Industrie
Avec le GIEE du Santerre, l’eau potable à la loupe
En mai 2023, Mousline, le Siep (Syndicat intercommunal d’eau potable) du Santerre et quatorze producteurs de pommes de terre ont créé un GIEE (Groupements d'intérêt économique et environnemental) avec pour fil rouge la préservation de la qualité de l’eau. Rencontre avec son président, Louis Lebrun.
En mai 2023, Mousline, le Siep (Syndicat intercommunal d’eau potable) du Santerre et quatorze producteurs de pommes de terre ont créé un GIEE (Groupements d'intérêt économique et environnemental) avec pour fil rouge la préservation de la qualité de l’eau. Rencontre avec son président, Louis Lebrun.
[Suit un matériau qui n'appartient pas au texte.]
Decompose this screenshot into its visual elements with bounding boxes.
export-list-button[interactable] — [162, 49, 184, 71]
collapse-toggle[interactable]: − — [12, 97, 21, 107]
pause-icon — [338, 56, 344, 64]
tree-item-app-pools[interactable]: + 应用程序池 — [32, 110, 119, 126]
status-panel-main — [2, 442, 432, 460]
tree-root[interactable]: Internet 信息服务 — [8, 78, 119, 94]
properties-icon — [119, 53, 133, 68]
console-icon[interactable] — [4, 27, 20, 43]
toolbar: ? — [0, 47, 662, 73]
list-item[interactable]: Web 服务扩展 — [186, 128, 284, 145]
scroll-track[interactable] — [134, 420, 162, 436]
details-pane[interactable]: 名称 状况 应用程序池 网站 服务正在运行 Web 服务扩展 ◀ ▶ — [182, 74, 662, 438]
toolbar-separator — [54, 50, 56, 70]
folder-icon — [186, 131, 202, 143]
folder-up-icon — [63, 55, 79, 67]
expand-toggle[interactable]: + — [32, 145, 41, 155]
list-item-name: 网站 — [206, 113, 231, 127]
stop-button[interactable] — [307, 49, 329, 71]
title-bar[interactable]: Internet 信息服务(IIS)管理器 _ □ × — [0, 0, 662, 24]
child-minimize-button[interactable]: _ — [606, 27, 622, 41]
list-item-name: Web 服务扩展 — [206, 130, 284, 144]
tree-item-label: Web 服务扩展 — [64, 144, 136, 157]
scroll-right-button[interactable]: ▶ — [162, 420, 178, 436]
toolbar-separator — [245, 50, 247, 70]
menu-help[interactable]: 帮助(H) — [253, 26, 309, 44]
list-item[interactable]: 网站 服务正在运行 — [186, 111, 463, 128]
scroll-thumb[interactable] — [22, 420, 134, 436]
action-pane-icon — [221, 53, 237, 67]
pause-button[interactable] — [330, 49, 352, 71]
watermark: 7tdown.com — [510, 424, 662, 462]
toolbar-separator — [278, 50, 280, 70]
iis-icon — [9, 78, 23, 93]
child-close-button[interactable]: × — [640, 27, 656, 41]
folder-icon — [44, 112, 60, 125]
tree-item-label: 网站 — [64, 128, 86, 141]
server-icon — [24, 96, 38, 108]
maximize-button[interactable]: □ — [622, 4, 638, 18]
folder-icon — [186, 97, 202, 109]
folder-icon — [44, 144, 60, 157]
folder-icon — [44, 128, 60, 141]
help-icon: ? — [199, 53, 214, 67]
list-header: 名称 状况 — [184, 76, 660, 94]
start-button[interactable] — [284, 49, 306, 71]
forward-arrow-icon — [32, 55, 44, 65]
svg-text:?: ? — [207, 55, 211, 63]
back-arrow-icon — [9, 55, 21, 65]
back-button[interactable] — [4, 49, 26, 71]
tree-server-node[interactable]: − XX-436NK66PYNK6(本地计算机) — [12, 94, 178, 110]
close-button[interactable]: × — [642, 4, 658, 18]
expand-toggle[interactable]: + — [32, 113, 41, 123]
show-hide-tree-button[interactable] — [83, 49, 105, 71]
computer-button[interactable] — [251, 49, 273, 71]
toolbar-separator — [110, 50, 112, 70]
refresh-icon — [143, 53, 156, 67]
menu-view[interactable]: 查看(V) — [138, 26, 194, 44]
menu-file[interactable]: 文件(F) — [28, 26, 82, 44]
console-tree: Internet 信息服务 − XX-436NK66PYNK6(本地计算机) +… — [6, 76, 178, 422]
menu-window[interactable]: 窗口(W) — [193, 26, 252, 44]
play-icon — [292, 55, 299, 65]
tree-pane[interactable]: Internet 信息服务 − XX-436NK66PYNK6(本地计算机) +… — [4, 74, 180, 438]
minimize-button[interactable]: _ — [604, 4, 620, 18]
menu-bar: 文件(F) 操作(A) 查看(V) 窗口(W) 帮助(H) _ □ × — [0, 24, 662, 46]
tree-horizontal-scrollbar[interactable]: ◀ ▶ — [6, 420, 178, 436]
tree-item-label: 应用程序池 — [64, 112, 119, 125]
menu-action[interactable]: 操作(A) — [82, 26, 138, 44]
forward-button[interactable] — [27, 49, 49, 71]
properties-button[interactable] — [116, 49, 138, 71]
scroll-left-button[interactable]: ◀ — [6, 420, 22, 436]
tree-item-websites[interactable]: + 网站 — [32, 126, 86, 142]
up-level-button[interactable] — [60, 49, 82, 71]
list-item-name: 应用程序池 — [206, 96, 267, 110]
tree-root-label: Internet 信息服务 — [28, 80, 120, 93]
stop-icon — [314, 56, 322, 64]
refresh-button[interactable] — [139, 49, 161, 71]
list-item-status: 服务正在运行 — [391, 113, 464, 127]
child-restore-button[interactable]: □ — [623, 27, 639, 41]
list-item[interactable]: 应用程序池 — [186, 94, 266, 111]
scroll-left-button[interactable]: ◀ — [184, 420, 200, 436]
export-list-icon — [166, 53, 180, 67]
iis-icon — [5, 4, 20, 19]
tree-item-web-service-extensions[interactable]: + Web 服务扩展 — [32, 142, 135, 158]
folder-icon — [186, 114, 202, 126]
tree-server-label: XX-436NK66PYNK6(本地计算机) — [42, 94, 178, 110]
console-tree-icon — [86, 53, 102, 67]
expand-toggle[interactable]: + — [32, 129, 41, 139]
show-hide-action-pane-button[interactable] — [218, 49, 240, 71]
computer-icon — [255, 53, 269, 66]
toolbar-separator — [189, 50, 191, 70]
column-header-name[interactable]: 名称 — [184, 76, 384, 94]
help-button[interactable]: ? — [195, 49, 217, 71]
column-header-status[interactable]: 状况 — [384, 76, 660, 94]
Voisin de l’usine Mousline, le captage d’eau de Caix fait partie des captages retenus comme prioritaires dans la Somme «au regard de leur teneur en substances sensibles, nitrates et traces de pesticides», décrivent les services de l’État. Un sujet sensible que l’usine et quatorze de ses producteurs, soutenus par le syndicat d’eau de Rosières-en-Santerre (Siep), ont décidé de prendre à bras-le-corps. «Depuis mai 2023, pour une période de neuf années, nous sommes réunis au sein du GIEE (Groupements d'intérêt économique et environnemental) du Santerre. Avec la Chambre d’agriculture de la Somme, nous menons des essais pour aller vers des techniques plus résilientes», résume Louis Lebrun, installé à Herleville et président de ce GIEE. Lui qui a toujours été animé par les essais en est convaincu : «travailler collectivement fait avancer les choses. Préserver la qualité de l’eau va de pair avec la préservation des sols, donc de la production de pommes de terre… Et donc de notre revenu.»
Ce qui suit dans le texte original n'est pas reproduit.